Thanks to Zoom, You Are Still Expected To Sit Through Your Annoying Friend’s Spring Wedding
- Pampler Editorial Team
- May 8, 2020
- 1 min read
Updated: Aug 16

Spring weddings are back, kind of—if by “back” you mean forcing your couch-bound body to endure three hours of your friend’s relatives showing off their gluten-free cupcakes via Zoom. Thanks to the miracle of virtual weddings, you no longer have to physically travel, but the emotional and social labor? Still very much required.

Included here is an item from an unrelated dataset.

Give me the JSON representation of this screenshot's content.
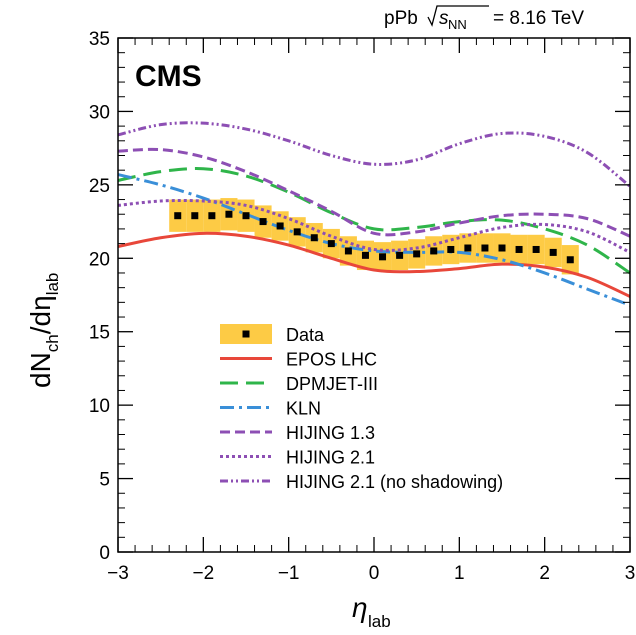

Experts advise logging in 15 minutes early, muting yourself the second Aunt Karen begins her anecdote about her dog’s heartbreak, and keeping a strategically placed cocktail within arm’s reach. Wedding planners recommend “interactive experiences” like live chat flower tosses or virtual photo booths, because nothing says romance like clicking “emoji heart” on a screen while your Wi-Fi struggles to process your mother’s tears in HD.
“Honestly, Zoom weddings are both revolutionary and cruel,” says one anonymous guest, staring blankly at their laptop while their friend exchanges vows. “I’m celebrating love, but also silently judging everyone’s DIY backdrops.”
In short, yes: you are expected to dress up, smile, and pretend your lagging video feed isn’t destroying the sacred illusion of a wedding ceremony. The only difference? You get to complain about bad Wi-Fi instead of bad catering.